Truly:- I’ve read Plato’s Republic, but I didn’t pick that up. I suppose it is
very significant. How does our democracy fit in?
Professor:- Somewhere along the line — it is a continuum, you see. My thesis
is that the closer a governmental system can get to putting the people first,
and the State last, the closer a country is to workable truth. When you think
about it, the form our — any — democracy takes is an end result of the
comparative aggressiveness of the leader(s) and the indifference of the
people. The indifference in the people is a reflection of their passivity –
the unwillingness to fight — but that does not excuse leaders who take
advantage of their own people for their own ends.
Truly:- Surely the more civilised leaders are sufficiently enlightened and can
be trusted to guide the politically-unsophisticated masses? Our government at
home works alright. Leaders must know what is best for all of us?
Professor:- Leaders know what is best for you and me? — Our western
democracies certainly seem to work, but remember that the norms set by those
enlightened leaders are heavily undergirded by a mass of legislation designed
mainly to protect the State against the citizens rather that to guard the
citizen against undue demands by the State. If falls into Sir Lee’s category
of democracy which works from the State to the individual. It is controlling
society to a large extent rather than facilitating it.
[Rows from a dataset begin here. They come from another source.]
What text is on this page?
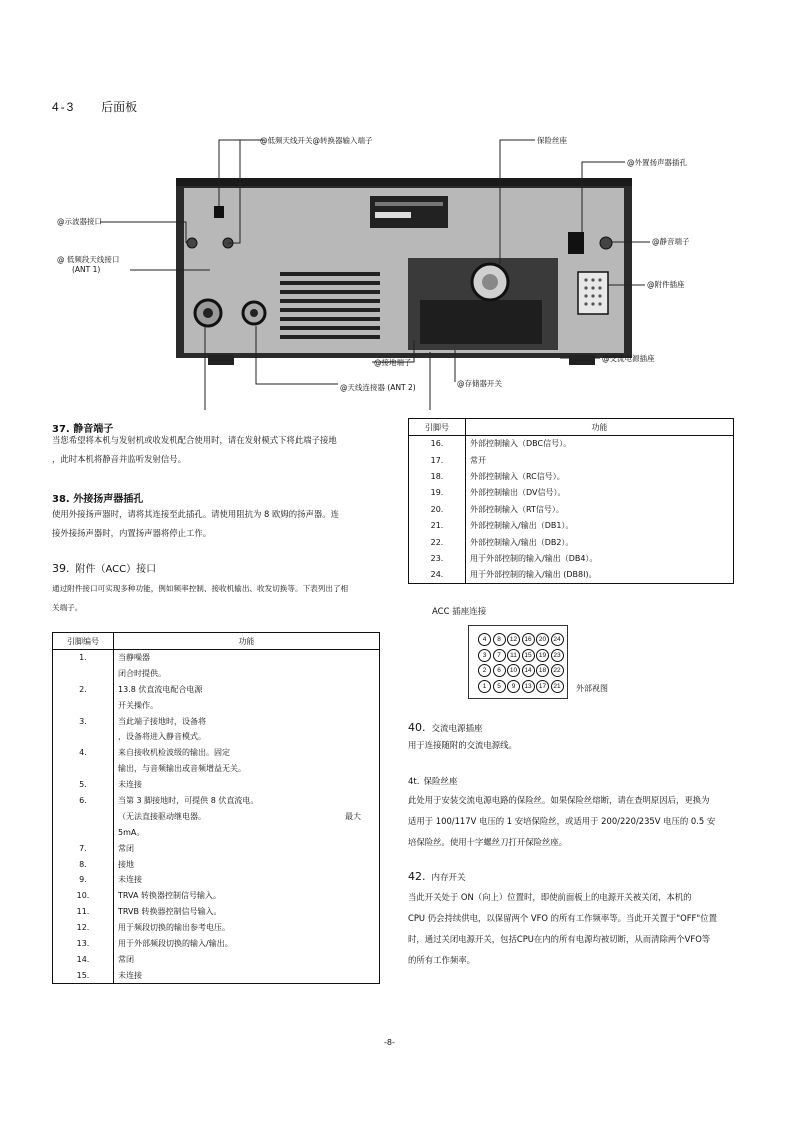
4-3 后面板
@低频天线开关@转换器输入端子	保险丝座
@外置扬声器插孔
@示波器接口
@ 低频段天线接口
(ANT 1)
@静音端子
@附件插座
@接地端子	@交流电源插座
@存储器开关
@天线连接器 (ANT 2)
37. 静音端子
当您希望将本机与发射机或收发机配合使用时，请在发射模式下将此端子接地
，此时本机将静音并监听发射信号。
38. 外接扬声器插孔
使用外接扬声器时，请将其连接至此插孔。请使用阻抗为 8 欧姆的扬声器。连
接外接扬声器时，内置扬声器将停止工作。
39. 附件（ACC）接口
通过附件接口可实现多种功能，例如频率控制、接收机输出、收发切换等。下表列出了相
关端子。
引脚编号	功能
1.	当静噪器
	闭合时提供。
2.	13.8 伏直流电配合电源
	开关操作。
3.	当此端子接地时，设备将
	，设备将进入静音模式。
4.	来自接收机检波级的输出。固定
	输出，与音频输出或音频增益无关。
5.	未连接
6.	当第 3 脚接地时，可提供 8 伏直流电。
	（无法直接驱动继电器。 最大

	5mA。
7.	常闭
8.	接地
9.	未连接
10.	TRVA 转换器控制信号输入。
11.	TRVB 转换器控制信号输入。
12.	用于频段切换的输出参考电压。
13.	用于外部频段切换的输入/输出。
14.	常闭
15.	未连接
引脚号	功能
16.	外部控制输入（DBC信号）。
17.	常开
18.	外部控制输入（RC信号）。
19.	外部控制输出（DV信号）。
20.	外部控制输入（RT信号）。
21.	外部控制输入/输出（DB1）。
22.	外部控制输入/输出（DB2）。
23.	用于外部控制的输入/输出（DB4）。
24.	用于外部控制的输入/输出 (DB8I)。
ACC 插座连接
4	8	12	16	20	24
3	7	11	15	19	23
2	6	10	14	18	22
1	5	9	13	17	21	外部视图
40. 交流电源插座
用于连接随附的交流电源线。
4t. 保险丝座
此处用于安装交流电源电路的保险丝。如果保险丝熔断，请在查明原因后，更换为
适用于 100/117V 电压的 1 安培保险丝，或适用于 200/220/235V 电压的 0.5 安
培保险丝。使用十字螺丝刀打开保险丝座。
42. 内存开关
当此开关处于 ON（向上）位置时，即使前面板上的电源开关被关闭，本机的
CPU 仍会持续供电，以保留两个 VFO 的所有工作频率等。当此开关置于"OFF"位置
时，通过关闭电源开关，包括CPU在内的所有电源均被切断，从而清除两个VFO等
的所有工作频率。
-8-
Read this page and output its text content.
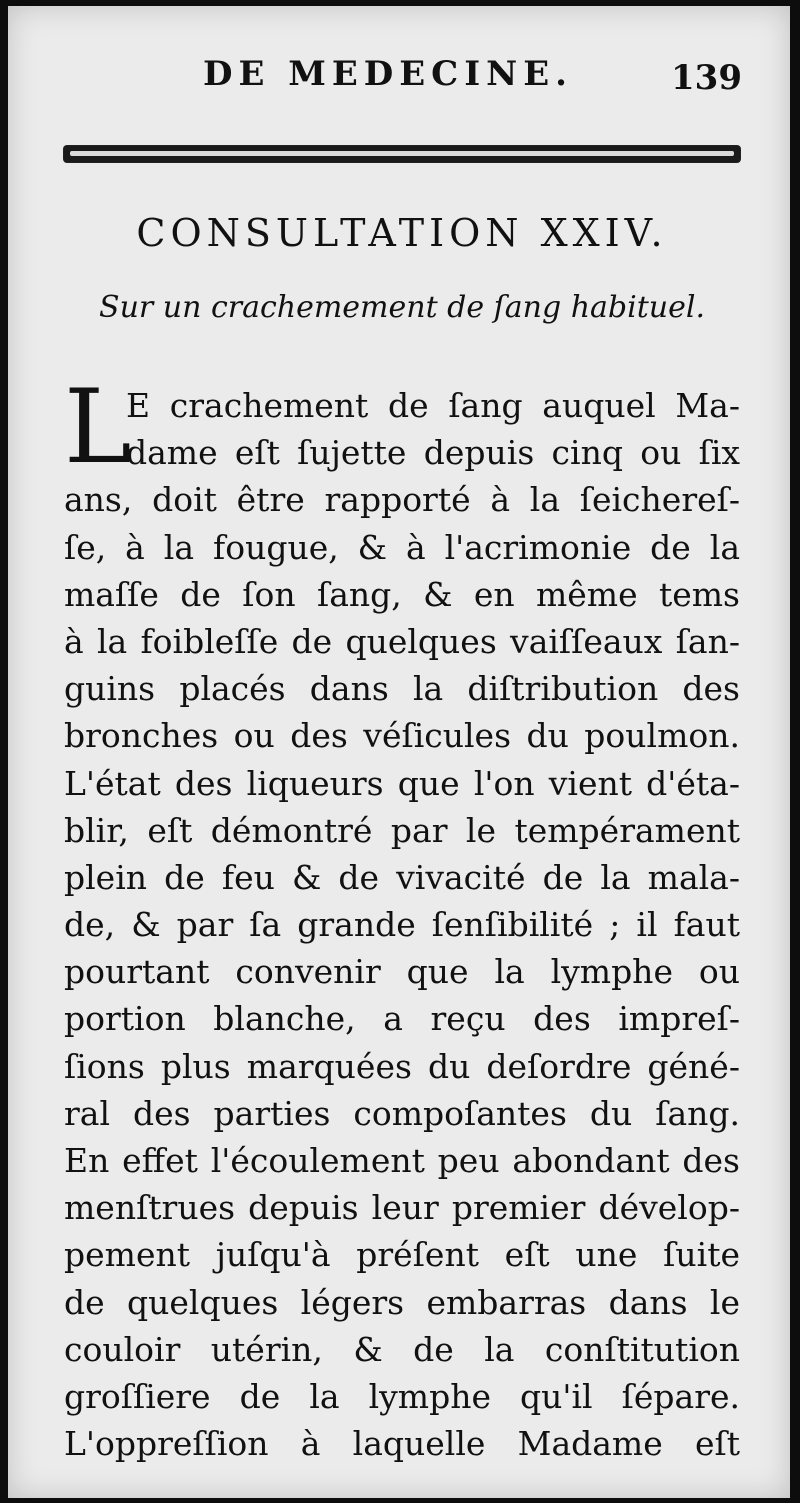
DE MEDECINE.	139
CONSULTATION XXIV.
Sur un crachemement de ſang habituel.
L
E crachement de ſang auquel Ma-
dame eſt ſujette depuis cinq ou ſix
ans, doit être rapporté à la ſeichereſ-
ſe, à la fougue, & à l'acrimonie de la
maſſe de ſon ſang, & en même tems
à la foibleſſe de quelques vaiſſeaux ſan-
guins placés dans la diſtribution des
bronches ou des véſicules du poulmon.
L'état des liqueurs que l'on vient d'éta-
blir, eſt démontré par le tempérament
plein de feu & de vivacité de la mala-
de, & par ſa grande ſenſibilité ; il faut
pourtant convenir que la lymphe ou
portion blanche, a reçu des impreſ-
ſions plus marquées du deſordre géné-
ral des parties compoſantes du ſang.
En effet l'écoulement peu abondant des
menſtrues depuis leur premier dévelop-
pement juſqu'à préſent eſt une ſuite
de quelques légers embarras dans le
couloir utérin, & de la conſtitution
groſſiere de la lymphe qu'il ſépare.
L'oppreſſion à laquelle Madame eſt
After a spell of silence, Truly came back to the beginning of the present
discussion.
Truly:- I lost track here, Professor. How does this fit in with the Terminal
Building and the transport systems?
Professor:- Well, you thought they were a sophisticated people with
sophisticated technology, but no — the basis of their transportation — which
of course facilitates communication between people and people — is that the
less processing is needed the better for the environment and, therefore, the
better for the people. Water, wave, tide, wind and sun power require minimal
processing to produce useful power. That’s the connection — let the
people-in-community settle for what they need rather than having ‘what is good
for you’ fed down from a central controlling body. The less sophisticated the
social structures, the more freely can the people interact for their common
good.
By this time Truly had enough to think about, so they each retired to their own
suites to rest and freshen up before dinner.